Na Travessa da Tipografia (talvez nunca tinha havido um nome assim tão adequado) morou Eça de Queiroz durante a sua estadia na cidade, hospedado na casa de D. Isabel Jordão. Há quem diga que foi aqui que escreveu o rascunho de O Crime do Padre Amaro, embora a única coisa comprovada seja que escreveu “O Mistério da Estrada de Sintra” entre estas paredes.

Queiroz e o enredo do Padre Amaro

Chegamos agora à Praça de São Martinho, atualmente Praça Rodrigues Lobo. Para lá do nome na honra do poeta, nesta praça situava Eça de Queiroz no enredo do Padre Amaro o local de encontro das pessoas notáveis da cidade. A estátua a Rodrigues Lobo foi inaugurada em 1973, feita pela mão do Mestre Joaquim Correia, quase cem anos depois da mudança de nome de São Martinho ao homónimo do poeta.

É impossível não mencionar nesta passagem literária a Biblioteca Municipal Afonso Lopes Vieira, na antiga Casa dos Charters d’Azevedo. Dentro está a sala dedicada a Afonso Lopes Vieira, onde reconstituíram a sua biblioteca e o seu gabinete de trabalho originalmente situados no Largo da Rosa em Lisboa. A doação foi um desejo verbal do escritor em vida, e realizada a título póstumo graças à sua viúva D. Helena de Aboim Lopes Vieira.

Dedicado à mesma figura, o Jardim Afonso Lopes Vieira, no Parque da Cidade, é um espaço que foi desenhado em 1955 para espalhar o conhecimento entre os miúdos sobre o escritor.

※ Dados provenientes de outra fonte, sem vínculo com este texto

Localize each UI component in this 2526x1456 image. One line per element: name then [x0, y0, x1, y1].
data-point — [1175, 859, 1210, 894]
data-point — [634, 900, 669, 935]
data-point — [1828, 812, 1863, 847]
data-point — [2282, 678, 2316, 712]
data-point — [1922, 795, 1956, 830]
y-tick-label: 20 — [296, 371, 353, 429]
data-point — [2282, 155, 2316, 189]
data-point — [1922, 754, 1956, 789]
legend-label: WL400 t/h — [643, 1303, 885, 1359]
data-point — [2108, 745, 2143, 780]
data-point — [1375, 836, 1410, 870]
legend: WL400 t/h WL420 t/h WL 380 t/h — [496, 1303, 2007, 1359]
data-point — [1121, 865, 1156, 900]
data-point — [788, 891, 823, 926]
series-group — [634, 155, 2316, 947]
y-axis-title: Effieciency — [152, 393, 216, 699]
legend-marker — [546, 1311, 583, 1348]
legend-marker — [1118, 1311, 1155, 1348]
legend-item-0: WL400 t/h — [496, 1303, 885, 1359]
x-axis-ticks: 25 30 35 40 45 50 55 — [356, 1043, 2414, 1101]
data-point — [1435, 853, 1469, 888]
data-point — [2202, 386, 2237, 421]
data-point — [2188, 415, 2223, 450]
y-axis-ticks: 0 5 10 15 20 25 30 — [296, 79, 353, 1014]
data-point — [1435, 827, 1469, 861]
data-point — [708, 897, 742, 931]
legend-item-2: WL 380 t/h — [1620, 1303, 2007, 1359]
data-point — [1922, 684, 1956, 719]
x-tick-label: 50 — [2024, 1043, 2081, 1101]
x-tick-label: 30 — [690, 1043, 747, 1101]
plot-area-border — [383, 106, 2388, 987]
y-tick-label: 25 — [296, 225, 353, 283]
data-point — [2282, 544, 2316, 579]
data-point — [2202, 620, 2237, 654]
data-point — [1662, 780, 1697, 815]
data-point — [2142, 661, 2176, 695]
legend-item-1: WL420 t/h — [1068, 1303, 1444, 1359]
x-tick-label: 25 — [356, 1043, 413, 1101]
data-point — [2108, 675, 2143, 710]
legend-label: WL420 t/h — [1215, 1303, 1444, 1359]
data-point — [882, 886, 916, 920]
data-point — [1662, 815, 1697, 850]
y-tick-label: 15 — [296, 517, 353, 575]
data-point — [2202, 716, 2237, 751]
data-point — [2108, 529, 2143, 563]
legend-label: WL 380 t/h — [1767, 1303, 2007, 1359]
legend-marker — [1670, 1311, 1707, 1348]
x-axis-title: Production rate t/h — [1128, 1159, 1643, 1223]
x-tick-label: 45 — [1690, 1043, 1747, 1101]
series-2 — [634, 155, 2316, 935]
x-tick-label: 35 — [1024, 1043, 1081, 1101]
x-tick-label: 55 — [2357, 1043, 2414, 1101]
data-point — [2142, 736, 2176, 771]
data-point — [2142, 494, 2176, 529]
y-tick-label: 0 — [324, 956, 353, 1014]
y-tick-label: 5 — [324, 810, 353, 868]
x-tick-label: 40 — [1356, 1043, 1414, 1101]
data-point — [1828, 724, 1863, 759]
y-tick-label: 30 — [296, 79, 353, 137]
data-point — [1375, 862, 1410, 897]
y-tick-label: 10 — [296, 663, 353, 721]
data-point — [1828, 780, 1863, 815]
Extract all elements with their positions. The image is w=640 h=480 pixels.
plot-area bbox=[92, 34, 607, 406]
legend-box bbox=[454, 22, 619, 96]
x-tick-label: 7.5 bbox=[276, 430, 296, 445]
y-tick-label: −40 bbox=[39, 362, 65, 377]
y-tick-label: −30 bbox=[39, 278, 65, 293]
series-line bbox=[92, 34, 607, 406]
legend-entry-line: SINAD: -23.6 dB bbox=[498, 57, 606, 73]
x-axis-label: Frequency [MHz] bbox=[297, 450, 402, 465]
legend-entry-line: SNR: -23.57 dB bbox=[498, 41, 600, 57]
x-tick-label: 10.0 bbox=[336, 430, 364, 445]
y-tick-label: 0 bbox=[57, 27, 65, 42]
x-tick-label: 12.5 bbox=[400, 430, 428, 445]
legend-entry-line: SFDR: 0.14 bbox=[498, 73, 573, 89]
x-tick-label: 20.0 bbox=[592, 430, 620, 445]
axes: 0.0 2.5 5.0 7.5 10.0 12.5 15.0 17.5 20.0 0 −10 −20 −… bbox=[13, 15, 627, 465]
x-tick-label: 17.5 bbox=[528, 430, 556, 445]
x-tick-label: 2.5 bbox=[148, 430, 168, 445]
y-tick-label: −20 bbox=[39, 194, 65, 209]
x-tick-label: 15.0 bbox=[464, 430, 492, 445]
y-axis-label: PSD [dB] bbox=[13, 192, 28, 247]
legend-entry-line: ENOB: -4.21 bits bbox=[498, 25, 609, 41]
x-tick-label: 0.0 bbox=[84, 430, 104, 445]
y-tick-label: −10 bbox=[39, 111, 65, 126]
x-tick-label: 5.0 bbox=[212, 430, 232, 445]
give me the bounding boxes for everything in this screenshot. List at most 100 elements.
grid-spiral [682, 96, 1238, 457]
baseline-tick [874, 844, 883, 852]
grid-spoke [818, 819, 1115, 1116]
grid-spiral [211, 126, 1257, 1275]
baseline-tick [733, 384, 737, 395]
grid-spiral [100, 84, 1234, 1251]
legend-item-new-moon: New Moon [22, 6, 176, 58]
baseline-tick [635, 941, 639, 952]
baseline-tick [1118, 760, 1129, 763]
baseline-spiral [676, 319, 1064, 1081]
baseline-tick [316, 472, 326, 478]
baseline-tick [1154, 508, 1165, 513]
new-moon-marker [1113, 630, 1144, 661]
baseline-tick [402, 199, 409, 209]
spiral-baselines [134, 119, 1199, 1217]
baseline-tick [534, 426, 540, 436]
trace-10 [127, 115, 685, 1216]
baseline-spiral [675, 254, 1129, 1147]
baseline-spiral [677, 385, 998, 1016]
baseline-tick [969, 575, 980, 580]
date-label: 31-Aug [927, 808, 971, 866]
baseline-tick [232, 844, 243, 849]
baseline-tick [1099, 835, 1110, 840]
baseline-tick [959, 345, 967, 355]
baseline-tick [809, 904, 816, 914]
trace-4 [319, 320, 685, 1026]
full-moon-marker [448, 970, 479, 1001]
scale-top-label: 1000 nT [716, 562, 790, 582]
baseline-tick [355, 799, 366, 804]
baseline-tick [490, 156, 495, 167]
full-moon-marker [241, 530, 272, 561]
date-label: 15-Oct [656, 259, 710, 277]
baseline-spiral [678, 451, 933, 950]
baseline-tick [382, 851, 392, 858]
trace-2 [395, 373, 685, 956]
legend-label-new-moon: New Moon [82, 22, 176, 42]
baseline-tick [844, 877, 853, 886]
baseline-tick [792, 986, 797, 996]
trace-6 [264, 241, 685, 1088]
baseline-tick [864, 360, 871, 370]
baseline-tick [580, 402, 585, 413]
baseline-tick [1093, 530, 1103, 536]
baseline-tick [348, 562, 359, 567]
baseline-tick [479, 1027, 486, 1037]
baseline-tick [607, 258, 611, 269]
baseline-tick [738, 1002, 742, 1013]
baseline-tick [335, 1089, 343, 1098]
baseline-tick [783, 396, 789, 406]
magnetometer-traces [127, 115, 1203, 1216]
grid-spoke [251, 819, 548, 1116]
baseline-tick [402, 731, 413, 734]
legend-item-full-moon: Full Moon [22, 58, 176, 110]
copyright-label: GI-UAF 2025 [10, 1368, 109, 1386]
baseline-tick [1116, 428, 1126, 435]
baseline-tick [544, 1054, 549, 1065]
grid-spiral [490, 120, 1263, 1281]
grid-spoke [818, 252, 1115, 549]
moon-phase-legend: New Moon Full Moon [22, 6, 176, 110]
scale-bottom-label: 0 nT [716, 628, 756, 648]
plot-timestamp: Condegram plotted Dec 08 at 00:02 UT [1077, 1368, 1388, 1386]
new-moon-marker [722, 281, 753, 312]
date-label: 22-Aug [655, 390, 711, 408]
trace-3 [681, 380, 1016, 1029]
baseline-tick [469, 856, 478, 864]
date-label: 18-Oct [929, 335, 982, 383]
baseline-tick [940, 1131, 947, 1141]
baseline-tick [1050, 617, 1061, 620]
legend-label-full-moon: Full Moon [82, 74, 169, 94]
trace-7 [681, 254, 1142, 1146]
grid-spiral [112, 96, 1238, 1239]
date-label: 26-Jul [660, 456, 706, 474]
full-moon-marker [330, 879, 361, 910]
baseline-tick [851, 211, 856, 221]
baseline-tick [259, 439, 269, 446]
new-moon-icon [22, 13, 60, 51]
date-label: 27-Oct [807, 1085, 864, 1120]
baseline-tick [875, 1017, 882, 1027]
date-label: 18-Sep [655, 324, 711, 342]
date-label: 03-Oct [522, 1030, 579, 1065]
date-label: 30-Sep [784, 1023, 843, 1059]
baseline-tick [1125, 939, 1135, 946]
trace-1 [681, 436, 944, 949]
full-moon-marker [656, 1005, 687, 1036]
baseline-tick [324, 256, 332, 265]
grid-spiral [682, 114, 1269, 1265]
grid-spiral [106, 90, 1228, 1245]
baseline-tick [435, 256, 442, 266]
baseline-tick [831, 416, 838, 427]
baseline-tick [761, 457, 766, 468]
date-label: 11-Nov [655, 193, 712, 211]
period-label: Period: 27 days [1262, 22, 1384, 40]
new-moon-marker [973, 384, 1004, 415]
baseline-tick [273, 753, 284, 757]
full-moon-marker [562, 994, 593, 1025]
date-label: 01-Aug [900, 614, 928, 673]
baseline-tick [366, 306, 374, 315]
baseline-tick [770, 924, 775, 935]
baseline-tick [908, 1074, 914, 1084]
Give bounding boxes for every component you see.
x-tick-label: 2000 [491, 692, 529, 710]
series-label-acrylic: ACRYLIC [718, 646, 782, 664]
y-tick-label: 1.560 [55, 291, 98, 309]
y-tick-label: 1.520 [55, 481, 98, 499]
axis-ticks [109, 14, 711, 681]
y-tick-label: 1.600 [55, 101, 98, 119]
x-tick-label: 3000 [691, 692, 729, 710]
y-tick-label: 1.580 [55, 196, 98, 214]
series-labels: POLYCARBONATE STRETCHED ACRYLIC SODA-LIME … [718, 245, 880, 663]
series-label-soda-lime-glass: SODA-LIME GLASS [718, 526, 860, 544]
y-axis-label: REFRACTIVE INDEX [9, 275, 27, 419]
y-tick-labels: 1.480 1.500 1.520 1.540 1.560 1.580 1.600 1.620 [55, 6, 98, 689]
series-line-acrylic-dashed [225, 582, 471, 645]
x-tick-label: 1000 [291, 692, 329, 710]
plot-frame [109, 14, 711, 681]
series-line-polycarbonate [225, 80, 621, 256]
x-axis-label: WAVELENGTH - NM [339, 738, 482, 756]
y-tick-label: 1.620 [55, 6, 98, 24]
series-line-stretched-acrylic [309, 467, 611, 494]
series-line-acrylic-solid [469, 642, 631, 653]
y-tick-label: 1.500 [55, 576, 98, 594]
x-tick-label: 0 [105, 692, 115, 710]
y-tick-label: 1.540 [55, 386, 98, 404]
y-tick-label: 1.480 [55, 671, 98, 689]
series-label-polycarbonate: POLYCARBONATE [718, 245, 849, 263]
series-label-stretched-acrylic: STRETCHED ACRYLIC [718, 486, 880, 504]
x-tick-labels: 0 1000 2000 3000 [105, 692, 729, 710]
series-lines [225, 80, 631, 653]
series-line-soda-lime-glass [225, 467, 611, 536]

Uma pequena Biblioteca com obras infantis do autor foi incluída entre o espaço ajardinado com figuras escultóricas das quais só resta, hoje, as do cão, o burro, o sapo e os bois.

Quando cai a noite, se escutarmos em silêncio, talvez consigamos escutar ainda os riscos da caneta de um jovem literato sobre o papel, ligando como pode os múltiplos enredos de uns personagens que um dia irão trazer-lhe a fama.